The situation in Europe grew increasingly darker for the Jews and in 1942, Hitler enacted the genocidal “Final Solution.” Cardinal Pietro Boetta, the archbishop of Genoa, asked the editor-in-chief of L’Avvenire d’Italia, Raimondo Manzini, to help a group of Polish Jews escape from fascist-ruled Italy to safety in Switzerland. Manzini immediately recruited Odo, known for his strong moral compass and devotion to justice, to carry out this lifesaving mission. Odo created a secret network of Catholics who wanted to help persecuted Jews as the Nazi death machine took over Europe. Using contacts he’d met during his work as a journalist, Odo procured a large number of false documents and personally accompanied many Jews over the border to Switzerland. Odo saved the lives of 105 Jews between 1942 and 1944.

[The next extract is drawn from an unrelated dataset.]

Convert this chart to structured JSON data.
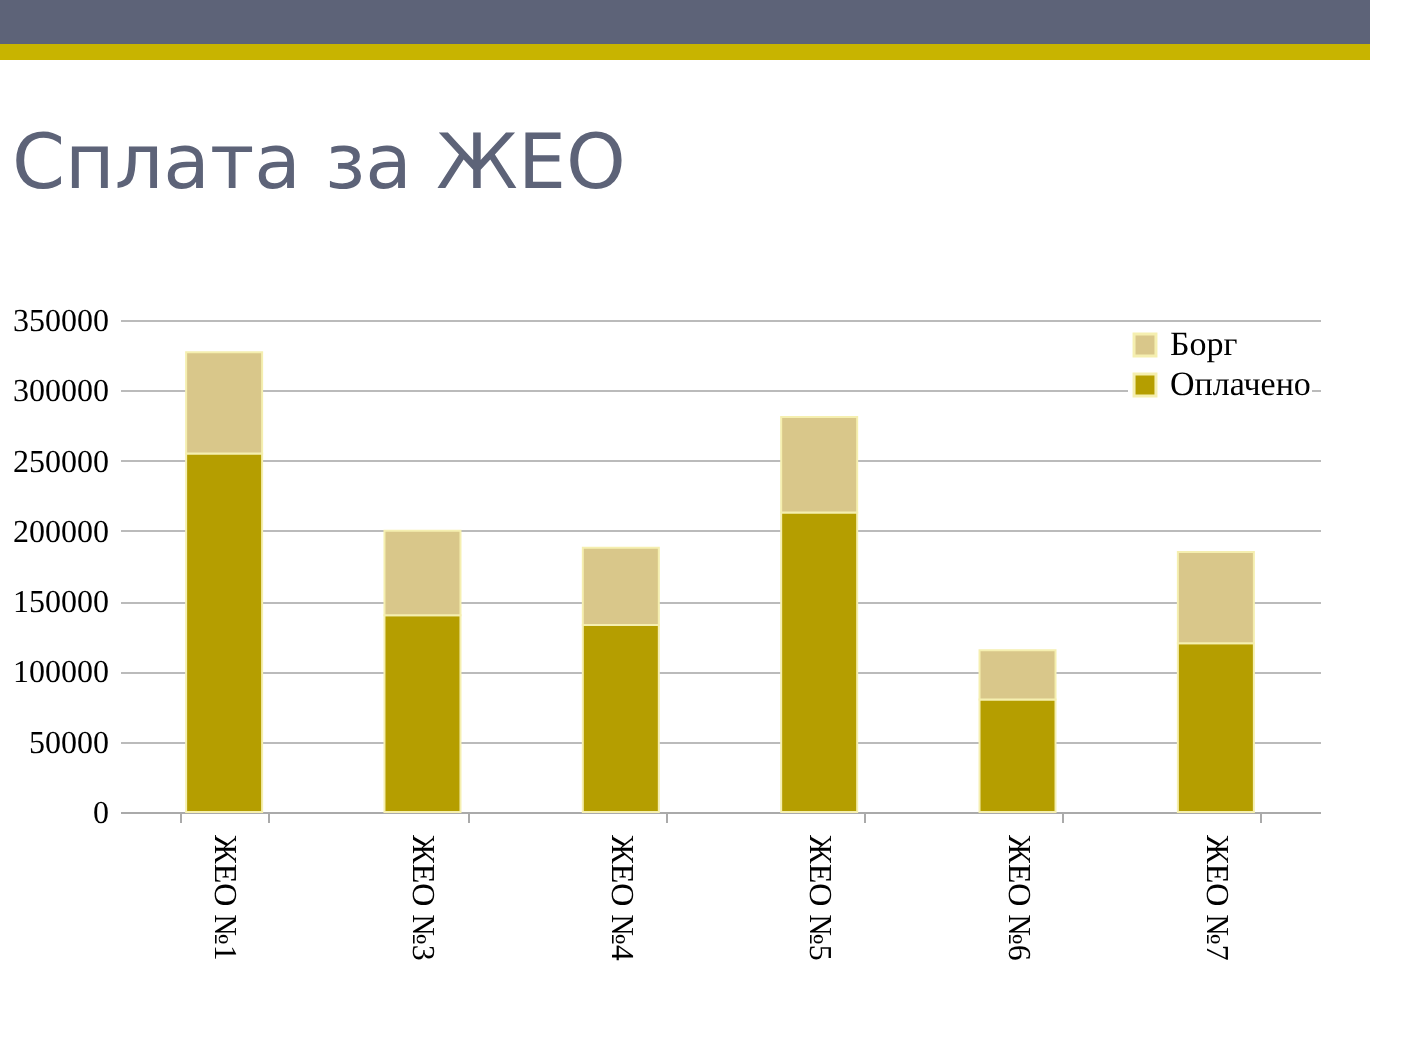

Unfortunately, the Nazis found out what Odo was doing when they intercepted a letter in which he wrote that he was helping Jews “not for profit but out of pure Christian charity.” He was arrested by the Gestapo on March 11, 1944 and imprisoned in Bologna. That August Odo was transferred to a work camp in Germany. During his imprisonment Odo sent 166 letters to his beloved wife Maria. Later that year Odo was sent to a concentration camp in Hersbruck, Germany. He developed a leg infection which wasn’t treated and became gangrenous. On December 27, 1944, Odo died from the raging infection. His last words were, “I declare that I die in the purest Roman Catholic faith and in full submission to the will of God.”

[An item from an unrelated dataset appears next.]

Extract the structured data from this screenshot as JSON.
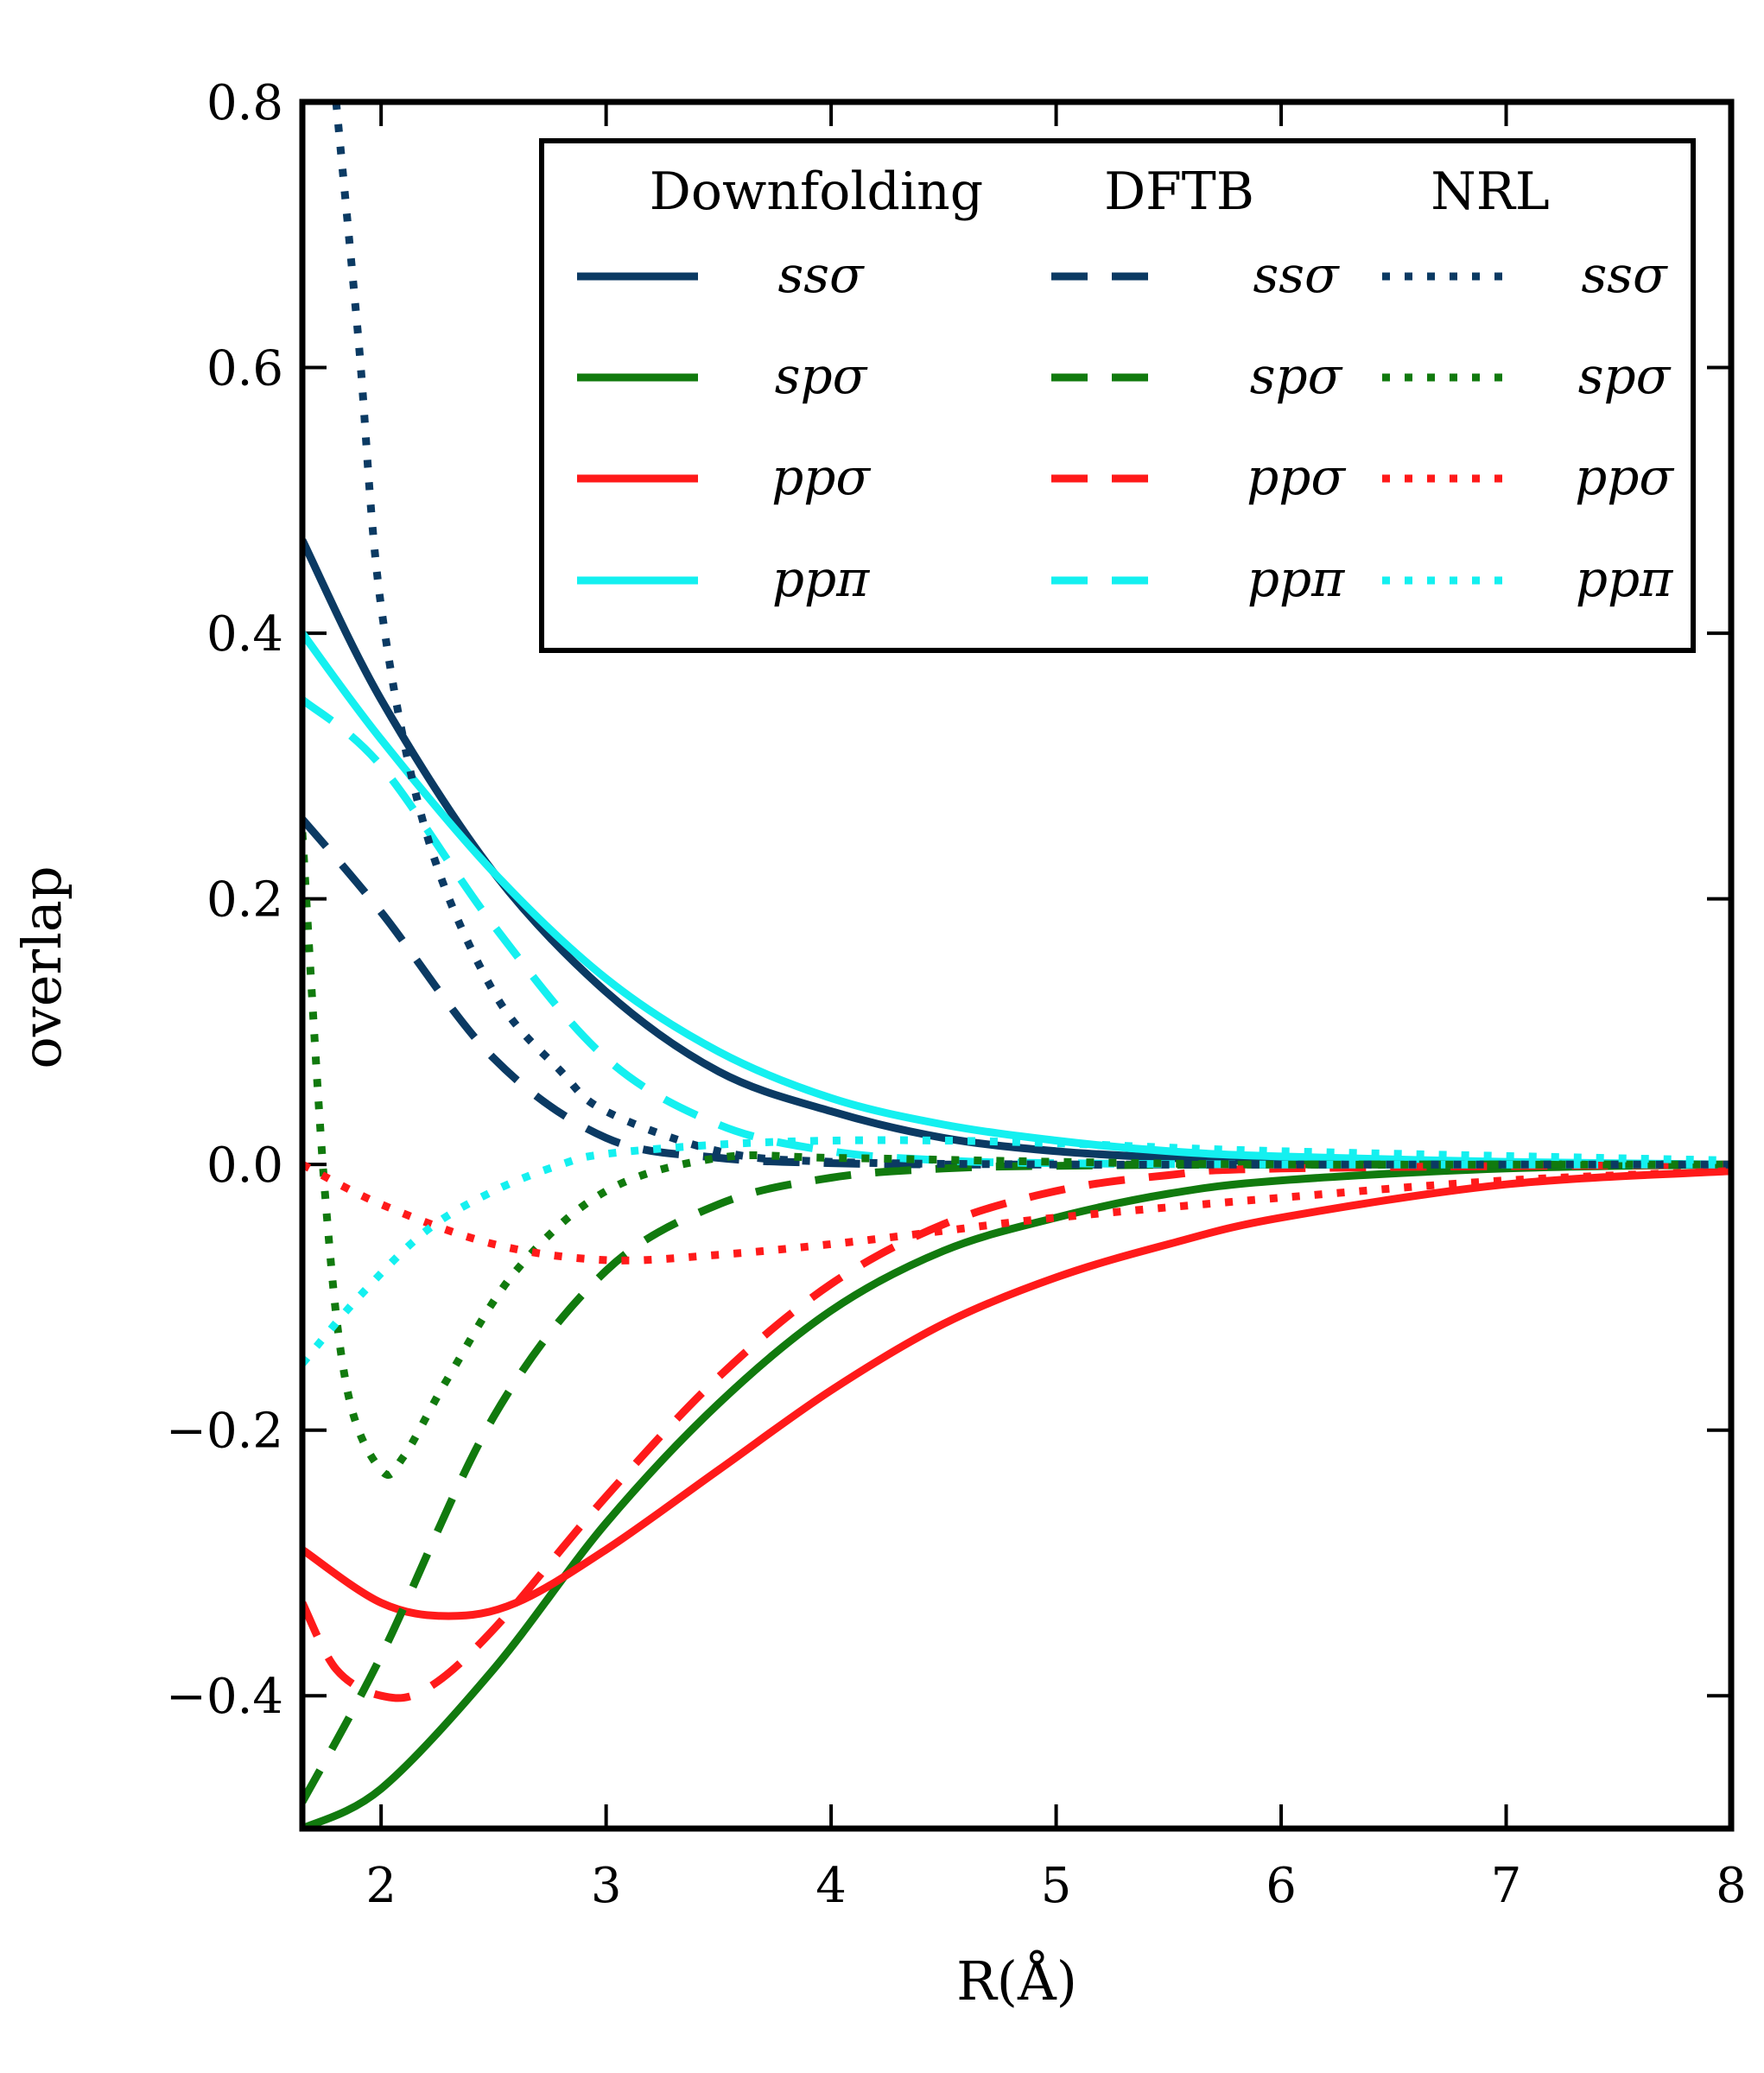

Odo was posthumously awarded the title of Righteous Among the Nations by Israeli Holocaust Memorial Yad Vashem in 1969. In 1996, Pope John Paul II declared Odo a “Servant of God,” because he was murdered for saving Jews. This began the lengthy beatification process, and in 2012, the decree attesting to Focherini’s martyrdom was finally signed by Pope Benedict XVI. Odoardo Focherini was the first Righteous Gentile to be beatified. Odo’s letters to his family were published as a book in 1994. The Memorial Museum in Carpi displays a large banner with a quotation from Odo that he said to his brother-in-law who visited him in prison: “If you had seen, as I have seen in this prison, how Jews are treated here, your only regrets would be not to have saved more of them.”

For saving 105 Jews, at the cost of his own life, we honor Odoardo Focherini as this week’s Thursday Hero.